There are trends and cycles in tourism just as with other areas of influence. One of the current shifts is towards a more authentic experience.
It’s there in these three tag lines – ‘travel like a local’, ‘don’t just visit, live it’, and ‘be where you belong’. All from three quite major tour or accommodation suppliers.

The focus is on interaction, authenticity, discovery, cultural immersion, getting off the beaten path, and doing something different. It’s about non-contrived experiences and an avoidance of anything clichéd.

But what is local travel? Yes, it is a term now frequently used and found within the travel industry. It is also wide open to interpretation. For some it means living like a local but is that ever possible as a visitor when you’re not actually a local? When you don’t have the same stresses or worries and are not affected by the same local issues. 
But, local travel in my mind can also mean appreciating where you are on a more personal level.
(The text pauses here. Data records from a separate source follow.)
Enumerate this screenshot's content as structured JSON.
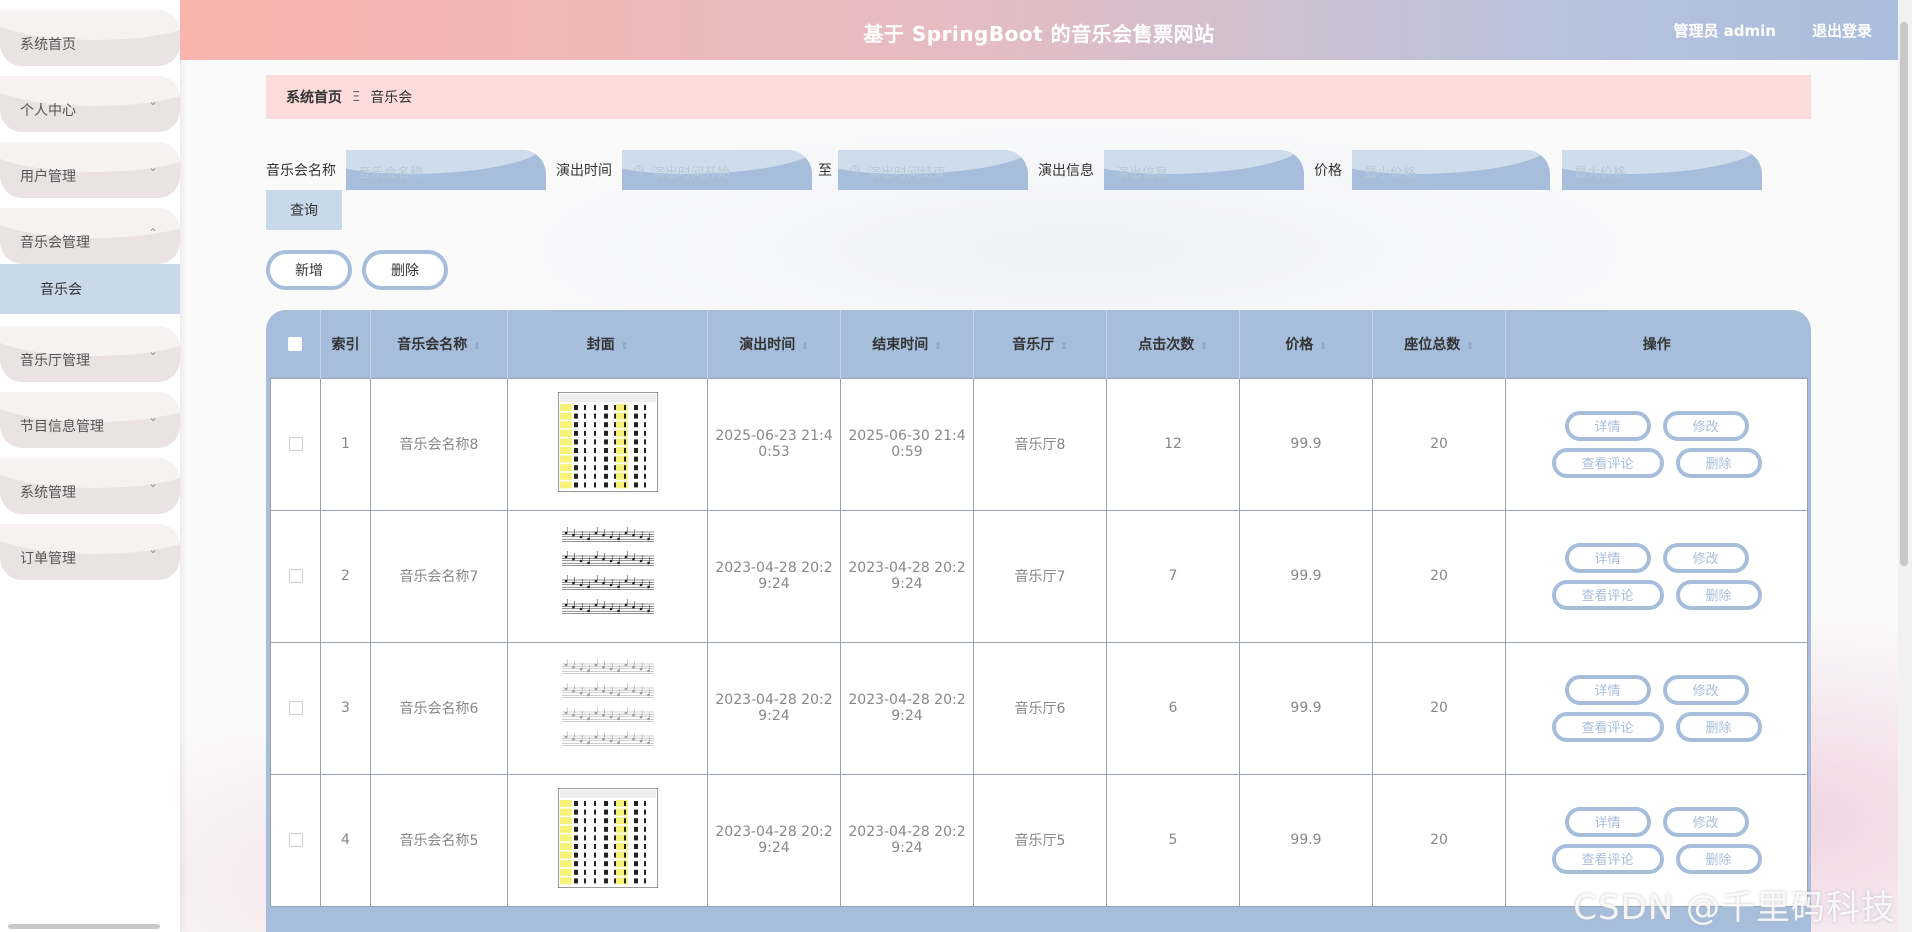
{
  "header": {
    "title": "基于 SpringBoot 的音乐会售票网站",
    "user": "管理员 admin",
    "logout": "退出登录"
  },
  "sidebar": {
    "items": [
      {
        "label": "系统首页",
        "chevron": ""
      },
      {
        "label": "个人中心",
        "chevron": "⌄"
      },
      {
        "label": "用户管理",
        "chevron": "⌄"
      },
      {
        "label": "音乐会管理",
        "chevron": "⌃"
      },
      {
        "label": "音乐厅管理",
        "chevron": "⌄"
      },
      {
        "label": "节目信息管理",
        "chevron": "⌄"
      },
      {
        "label": "系统管理",
        "chevron": "⌄"
      },
      {
        "label": "订单管理",
        "chevron": "⌄"
      }
    ],
    "active_sub": "音乐会"
  },
  "breadcrumb": {
    "home": "系统首页",
    "separator": "Ξ",
    "current": "音乐会"
  },
  "search": {
    "name_label": "音乐会名称",
    "name_placeholder": "音乐会名称",
    "time_label": "演出时间",
    "time_start_placeholder": "演出时间开始",
    "time_to": "至",
    "time_end_placeholder": "演出时间结束",
    "info_label": "演出信息",
    "info_placeholder": "演出信息",
    "price_label": "价格",
    "price_min_placeholder": "最小价格",
    "price_max_placeholder": "最大价格",
    "query_button": "查询"
  },
  "actions": {
    "add": "新增",
    "delete": "删除"
  },
  "table": {
    "columns": [
      "索引",
      "音乐会名称",
      "封面",
      "演出时间",
      "结束时间",
      "音乐厅",
      "点击次数",
      "价格",
      "座位总数",
      "操作"
    ],
    "row_actions": {
      "detail": "详情",
      "edit": "修改",
      "comments": "查看评论",
      "delete": "删除"
    },
    "rows": [
      {
        "index": "1",
        "name": "音乐会名称8",
        "start_a": "2025-06-23 21:4",
        "start_b": "0:53",
        "end_a": "2025-06-30 21:4",
        "end_b": "0:59",
        "hall": "音乐厅8",
        "clicks": "12",
        "price": "99.9",
        "seats": "20",
        "cover": "table"
      },
      {
        "index": "2",
        "name": "音乐会名称7",
        "start_a": "2023-04-28 20:2",
        "start_b": "9:24",
        "end_a": "2023-04-28 20:2",
        "end_b": "9:24",
        "hall": "音乐厅7",
        "clicks": "7",
        "price": "99.9",
        "seats": "20",
        "cover": "score"
      },
      {
        "index": "3",
        "name": "音乐会名称6",
        "start_a": "2023-04-28 20:2",
        "start_b": "9:24",
        "end_a": "2023-04-28 20:2",
        "end_b": "9:24",
        "hall": "音乐厅6",
        "clicks": "6",
        "price": "99.9",
        "seats": "20",
        "cover": "score-light"
      },
      {
        "index": "4",
        "name": "音乐会名称5",
        "start_a": "2023-04-28 20:2",
        "start_b": "9:24",
        "end_a": "2023-04-28 20:2",
        "end_b": "9:24",
        "hall": "音乐厅5",
        "clicks": "5",
        "price": "99.9",
        "seats": "20",
        "cover": "table"
      }
    ]
  },
  "watermark": "CSDN @千里码科技",
  "colors": {
    "accent_blue": "#a6bedc",
    "breadcrumb_bg": "#fcdcdb",
    "header_left": "#f9b4ad",
    "header_right": "#a9bddc",
    "sidebar_item": "#ebe3e3",
    "active_sub": "#c9d9ea"
  }
}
Here’s my list – still under construction hence why the odd number of 7. Just a few hints, tips and suggestions (well, seven actually)  for getting just that little bit more out of your experience!
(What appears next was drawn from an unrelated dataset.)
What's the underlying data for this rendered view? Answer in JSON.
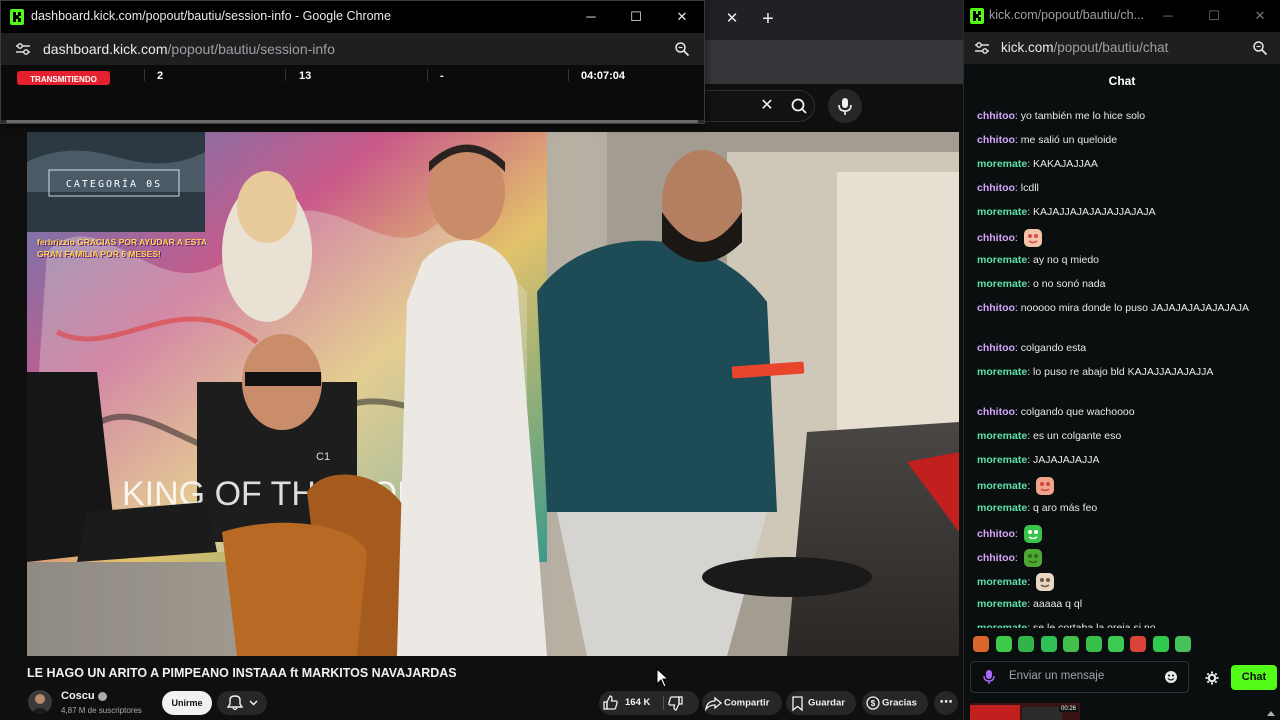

Get to know the destination prior to your arrival

It’s so obvious I know but if you’re taking the time to travel somewhere then I think its important to read up on the destination and introduce yourself to its culture, traditions, religion and history. Fiction, travelogue or non-fiction – there’s a book out there for everyone. However, for the non-readers there is always music or a film or documentary to watch.

Do not look for paninis, pizzas or pasta

Do not look for paninis, pizzas or pasta (unless you’re in Italy). Try somewhere local. And then, if you don’t like it then you can move on to the paninis, pizzas or pasta. OK, so not all destinations are famous for their cuisines (in fact, Mongolia is more famous for people’s negative reaction towards it), but try to put it into context. Why do they eat what they eat?

Use public transport
Local Kazakh children on a horse in western Mongolia
A local form of public transport for Kazakh children in western Mongolia

Yes, we might moan about the public transport in our own country, but using public transport in a country you’re visiting allows you to be part of the local community for a brief while and you’ll see the area from a more local perspective. Don’t be scared of making a mistake either and getting on the wrong bus or off at the wrong stop. Locals will stop to help. It’s the kindness of strangers.

Risk a little embarrassment and try a few words of the local language

My drivers still laugh about when I asked for a kilo bag of rain instead of a kilo bag of rice. No, you don’t need to be proficient but even the ensuing laughter helps towards breaking the language barrier.

* In relation to Mongolian, the travel writer Tim Severin did describe the language as being like: ‘two cats coughing and spitting at each other until one finally throws up ‘ Good luck! Anyway, moving on…

Try to understand a little of the local culture and customs

Try to understand why they do what they do – it will help to create a more meaningful experience. As the Mongolian proverb says, ‘If you drink the water, follow the custom.’

Use the local or family-run accommodation

Yes, that international chain hotel will (probably) have a double memory foam mattress but is that really how you want to experience where you’re staying?  By choosing a more local accommodation option you’ll help the local economy, and get a more intimate relationship with the destination and a better understanding of the way of life. And yes, it is possible to do without Wi-Fi and a power shower.
And this doesn’t necessarily have to be Airbnb either. Many local people offer homestays independently. Find them.

Slow down and look

Don’t treat any walk as an exercise regime – that’s best left for the gym when you get home.  Instead slow down and observe daily life. Sit in a park or a community square. Slow your thoughts down and just observe.